ACOG Guidelines - ACOG Practice Bulletin #24 establishes testing guidelines for early recurrent pregnancy loss, defined as multiple consecutive losses that occurred before fifteen weeks gestation.
Anxiety During Subsequent Pregnancies - Studies have found that pregnant women with a history of loss endure more anxiety during subsequent pregnancies than women without prior miscarriages.9 10 11
Cervical Incompetence - When the cervix weakens prematurely as pregnancy progresses.
Chromosome Abnormalities - Chromosomes are said to be “abnormal” when there are more or less than 46, or the structure of at least one chromosome is broken or rearranged.
Early Recurrent Pregnancy Loss - Two or more consecutive losses that each occurred before fifteen weeks gestation.
Legislation - The legislation mandates some coverages for the diagnosis and treatment of infertility and/or recurrent pregnancy loss. The definitions of infertility and recurrent pregnancy loss vary from state to state, as do the covered treatments.

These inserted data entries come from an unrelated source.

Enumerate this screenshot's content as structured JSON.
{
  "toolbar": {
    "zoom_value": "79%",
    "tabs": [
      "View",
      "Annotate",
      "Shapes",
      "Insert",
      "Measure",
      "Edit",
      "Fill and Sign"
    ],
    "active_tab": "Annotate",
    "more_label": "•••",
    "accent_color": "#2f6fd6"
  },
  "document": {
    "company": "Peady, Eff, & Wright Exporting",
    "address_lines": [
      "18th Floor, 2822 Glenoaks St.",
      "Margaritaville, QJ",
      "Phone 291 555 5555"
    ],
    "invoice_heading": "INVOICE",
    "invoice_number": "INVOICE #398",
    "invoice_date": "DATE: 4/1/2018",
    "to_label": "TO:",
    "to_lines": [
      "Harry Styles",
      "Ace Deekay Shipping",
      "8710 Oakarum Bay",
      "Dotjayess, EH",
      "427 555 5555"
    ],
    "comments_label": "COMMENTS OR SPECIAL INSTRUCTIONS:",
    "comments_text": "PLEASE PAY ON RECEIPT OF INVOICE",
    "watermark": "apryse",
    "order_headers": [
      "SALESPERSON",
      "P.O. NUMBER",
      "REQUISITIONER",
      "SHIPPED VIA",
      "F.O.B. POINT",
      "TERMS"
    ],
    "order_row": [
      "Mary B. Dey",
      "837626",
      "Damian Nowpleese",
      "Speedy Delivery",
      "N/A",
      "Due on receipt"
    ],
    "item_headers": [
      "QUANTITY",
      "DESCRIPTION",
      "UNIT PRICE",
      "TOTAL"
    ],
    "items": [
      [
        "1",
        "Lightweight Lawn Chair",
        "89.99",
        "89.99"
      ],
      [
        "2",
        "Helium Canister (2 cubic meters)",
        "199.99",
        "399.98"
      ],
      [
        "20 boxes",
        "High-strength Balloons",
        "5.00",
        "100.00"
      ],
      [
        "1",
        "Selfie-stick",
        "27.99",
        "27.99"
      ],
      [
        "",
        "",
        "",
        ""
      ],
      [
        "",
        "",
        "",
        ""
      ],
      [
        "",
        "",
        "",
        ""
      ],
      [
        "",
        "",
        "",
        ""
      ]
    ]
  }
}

Level II Ultrasound - A specialized scan that most women get between sixteen and twenty weeks gestation, to examine the baby's vital organs.
Preterm - Before 37 weeks gestation.
Time of Demise - The time of demise is when the pregnancy actually stopped developing, and can be several weeks before the bleeding and cramping of miscarriage actually occur. Some women’s bodies take weeks to realize that the pregnancy has stopped growing, thus their bodies make no attempt to miscarry. Time of demise can be estimated with ultrasound.
Twelve States - Arkansas, Connecticut, Hawaii, Illinois, Maryland, Massachusetts, Montana, New Jersey, New York, Ohio, Rhode Island, and West Virginia.
Unexplained - a cause of pregnancy loss was not established.